To me, a lot of this seems redundant for example, whats the purpose of this overlay algorithm if he already checks the bound of the projected node against the quadtree nodes? Also, how does he get the line formula without doing division? Isn't a division needed for the slope?
The way I thought about implementing was also to use the bound of the projected node which would give you something like this:
http://i.imgur.com/rHFP7HB.png
At this point, you would recurse through the quadtree until you got a list of all the nodes intersecting the bound of your projected node:
http://i.imgur.com/Qi1tsZm.png
Here's where im sort of lost as to what I should do.Although I have a list of all nodes intersecting the bound of the projected node, they don't always encapsulate the actual projected node as shown by this picture:
http://i.imgur.com/POkr1cE.png
So do I do the same thing as he does in terms of making line formulas for each edge of the faces and then checking if the node is on other side of the line? Won't this be computationally heavy just to figure out where a shape sits in terms of the screen quadtree? If I intersect 12 nodes like in my drawn case, I would have to do 144 line checks (4 lines per face * 3 faces * 12 nodes) + more for however many times I subdivide to get down to the pixel level. I could test all of the nodes against the 6 edges of the projected node but then I wouldn't know which pixels correspond to the face of the octant which is important if each octant face has a different color.

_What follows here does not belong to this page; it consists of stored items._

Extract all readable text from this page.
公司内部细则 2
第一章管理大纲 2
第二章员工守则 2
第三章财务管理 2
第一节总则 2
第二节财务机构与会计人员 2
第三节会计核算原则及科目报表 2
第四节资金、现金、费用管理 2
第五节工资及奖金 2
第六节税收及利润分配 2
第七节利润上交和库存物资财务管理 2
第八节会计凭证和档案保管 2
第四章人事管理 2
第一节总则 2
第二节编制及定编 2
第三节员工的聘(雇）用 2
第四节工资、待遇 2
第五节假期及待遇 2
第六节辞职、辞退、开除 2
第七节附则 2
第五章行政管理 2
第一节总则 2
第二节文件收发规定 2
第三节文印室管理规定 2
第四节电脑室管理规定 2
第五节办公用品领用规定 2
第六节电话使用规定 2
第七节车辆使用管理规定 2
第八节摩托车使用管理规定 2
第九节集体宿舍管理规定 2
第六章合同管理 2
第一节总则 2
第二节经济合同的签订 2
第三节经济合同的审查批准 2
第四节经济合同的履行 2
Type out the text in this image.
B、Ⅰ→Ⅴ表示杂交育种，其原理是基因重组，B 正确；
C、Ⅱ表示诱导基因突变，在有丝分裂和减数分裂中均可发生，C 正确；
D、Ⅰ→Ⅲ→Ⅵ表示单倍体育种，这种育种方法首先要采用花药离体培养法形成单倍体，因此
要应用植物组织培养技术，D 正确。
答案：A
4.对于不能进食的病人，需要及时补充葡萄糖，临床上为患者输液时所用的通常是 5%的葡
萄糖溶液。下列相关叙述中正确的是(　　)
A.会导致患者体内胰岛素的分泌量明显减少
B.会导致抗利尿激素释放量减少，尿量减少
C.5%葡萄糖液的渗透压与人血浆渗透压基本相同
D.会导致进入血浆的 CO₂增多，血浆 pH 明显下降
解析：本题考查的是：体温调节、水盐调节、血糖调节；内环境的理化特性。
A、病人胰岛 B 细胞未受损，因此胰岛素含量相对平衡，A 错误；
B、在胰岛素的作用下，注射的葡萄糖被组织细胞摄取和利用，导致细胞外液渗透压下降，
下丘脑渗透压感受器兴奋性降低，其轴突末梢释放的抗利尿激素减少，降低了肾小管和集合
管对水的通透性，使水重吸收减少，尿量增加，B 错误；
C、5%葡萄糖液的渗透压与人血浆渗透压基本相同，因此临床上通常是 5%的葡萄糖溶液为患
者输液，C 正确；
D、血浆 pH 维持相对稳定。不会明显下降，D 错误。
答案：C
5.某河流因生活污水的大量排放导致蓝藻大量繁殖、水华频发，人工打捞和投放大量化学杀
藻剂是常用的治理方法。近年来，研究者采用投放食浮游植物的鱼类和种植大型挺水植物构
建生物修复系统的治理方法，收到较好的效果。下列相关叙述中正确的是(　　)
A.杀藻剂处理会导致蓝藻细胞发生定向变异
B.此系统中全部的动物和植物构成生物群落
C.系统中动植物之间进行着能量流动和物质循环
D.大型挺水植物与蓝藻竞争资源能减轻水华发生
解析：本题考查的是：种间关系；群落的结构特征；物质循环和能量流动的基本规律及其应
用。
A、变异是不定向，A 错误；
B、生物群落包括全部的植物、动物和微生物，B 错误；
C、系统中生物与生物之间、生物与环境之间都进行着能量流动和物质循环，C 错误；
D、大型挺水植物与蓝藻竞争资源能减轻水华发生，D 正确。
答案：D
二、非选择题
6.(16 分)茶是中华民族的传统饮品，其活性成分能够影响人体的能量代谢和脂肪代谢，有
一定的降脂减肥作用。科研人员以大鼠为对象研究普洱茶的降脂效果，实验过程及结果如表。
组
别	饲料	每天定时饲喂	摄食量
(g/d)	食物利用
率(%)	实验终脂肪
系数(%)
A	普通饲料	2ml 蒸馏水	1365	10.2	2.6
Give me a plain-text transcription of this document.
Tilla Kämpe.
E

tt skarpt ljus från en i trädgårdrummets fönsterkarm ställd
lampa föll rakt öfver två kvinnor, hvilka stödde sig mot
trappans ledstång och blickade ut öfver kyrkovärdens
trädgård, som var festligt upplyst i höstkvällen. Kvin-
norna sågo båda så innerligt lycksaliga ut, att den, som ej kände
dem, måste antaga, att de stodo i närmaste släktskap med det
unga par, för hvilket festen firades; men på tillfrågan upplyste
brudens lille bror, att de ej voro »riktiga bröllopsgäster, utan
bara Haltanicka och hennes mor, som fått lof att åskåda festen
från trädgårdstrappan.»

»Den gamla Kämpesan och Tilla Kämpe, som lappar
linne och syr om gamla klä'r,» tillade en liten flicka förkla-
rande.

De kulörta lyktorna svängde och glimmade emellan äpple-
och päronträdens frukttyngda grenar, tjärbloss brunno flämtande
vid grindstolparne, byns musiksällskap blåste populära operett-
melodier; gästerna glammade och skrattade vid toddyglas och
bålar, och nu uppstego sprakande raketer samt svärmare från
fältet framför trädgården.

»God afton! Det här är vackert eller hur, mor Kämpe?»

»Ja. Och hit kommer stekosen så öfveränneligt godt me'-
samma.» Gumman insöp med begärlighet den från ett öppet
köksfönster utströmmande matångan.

I also was wondering if there would be a way of figuring out which faces are not on screen without projecting them all? I know it should be possible since you only have a few possible cases (3 or 2 faces are actually projected). Or can this be done with some kind of distance tests?
And also, if someone understands how the paper describes doing this, that would be of great especially the overlay algorithm he uses.